Só se aceitam cheques visados. Este anúncio encontrou-o numa gasolineira, algures entre a Guarda e Vilar Formoso. O pior foi que ele só reparou no aviso já quase com o depósito cheio. Iria ser o que Deus quisesse, pois cheque visado é que ele não trazia consigo. E àquela hora da noite nenhum banco lho iria visar, de certeza absoluta.
A viagem até não lhe estava a correr muito mal, maugrado ter começado apenas três dias após a data planeada devido a uma arreliadora avaria no motor, que lhe estoirou a junta da colaça e de cuja reparação ficou dependente para iniciar as férias. Também é certo que as duas noites perdidas que, obviamente, tinham sido antecipadamente reservadas, tiveram de ser canceladas à última da hora e, se bem que numa delas os proprietários da residência prescindiram do pagamento, na outra, a noite não dormida teve de ser paga integralmente. Mas não era coisa que o abatesse. De resto, nada de ruim a acrescentar, a não ser talvez o imprevisto de se ter esquecido da máquina fotográfica num banco de jardim em Coimbra e de, quando voltou para trás, já não a ter encontrado. Por coisa tão pouca, não se poderia dizer que as férias estivessem a ser muito atribuladas. Bem, terei de acrescentar que ele me referiu que enfrentou, na viagem de Seia para as Penhas da Saúde, o maior nevoeiro que já alguma vez tivesse visto em toda a sua vida e que o percurso, que tinha estimado em cerca de uma hora, acabou por demorar três. Mas disso ele não se lamentou. Apenas se mostrou mais constrangido com o facto de que, quando chegou à Covilhã, já ter sido tarde de mais e a dona da pensão onde, por recurso, marcou quarto, sem ter sido avisada, porque naquele tempo não havia telemóveis, ter cuidado de que ele já não viria e o ter alugado a outra pessoa. Mas ele só se queixou do frio. Estou a lembrar-me de que logo de manhã, quando quis partir, contou-me que tinha um pneu em baixo e que, com as mãos geladas por ter pernoitado no carro, se viu aflito para mudar a roda. Passou a manhã na Serra, onde talvez por não se ter informado, ficou admirado de esta não ter ponta de neve, desceu de novo à Covilhã onde almoçou e depois percorreu algumas aldeias bonitas a caminho da Guarda, foi a Belmonte e ao Sabugal, visitou Sortelha e andou por terras do Côa. A noite caiu cedo e seguiu em direção a Vilar Formoso. Tudo na maior paz.

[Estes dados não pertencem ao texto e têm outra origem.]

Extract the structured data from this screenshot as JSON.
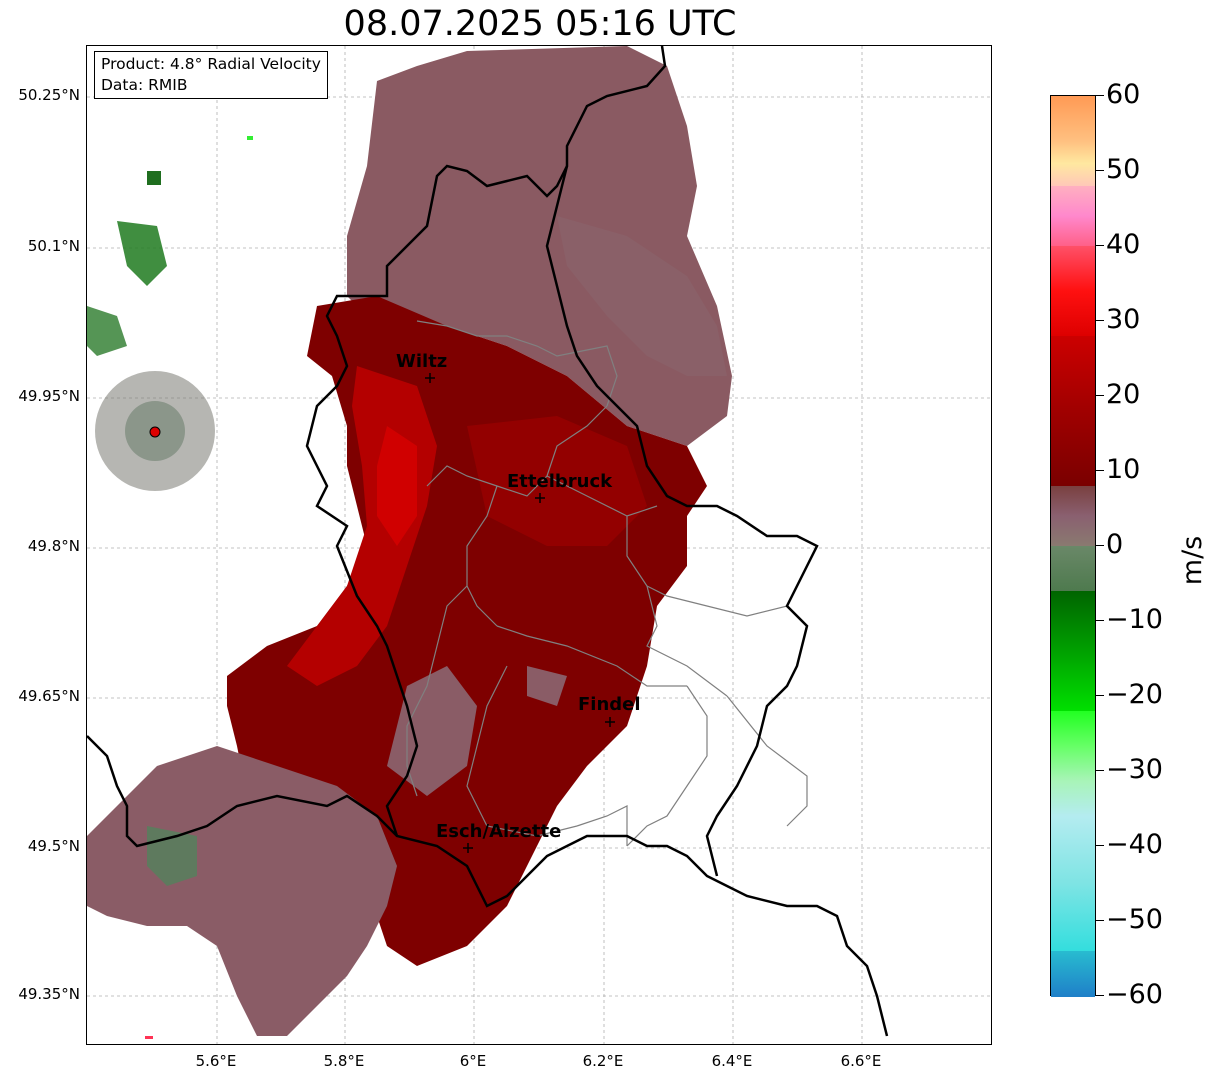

Só aceitam cheques visados? Perguntou ele. A balconista confirmou. Minha senhora, estou muito atrapalhado, referiu, acabei de encher o depósito de gasolina e não tenho nenhum cheque visado. Quem ficou atrapalhada foi a balconista. Que não podia ser de maneira nenhuma. Sujeitava-se mesmo a ser despedida se aceitasse um pagamento com um cheque não visado. Ele, um homem expedito, que nunca se queixava, nem se atrapalhava com as adversidades atreveu-se a fazer-lhe uma sugestão. Minha senhora e se eu lhe pagasse em dinheiro, a senhora aceitaria? Ela aceitou.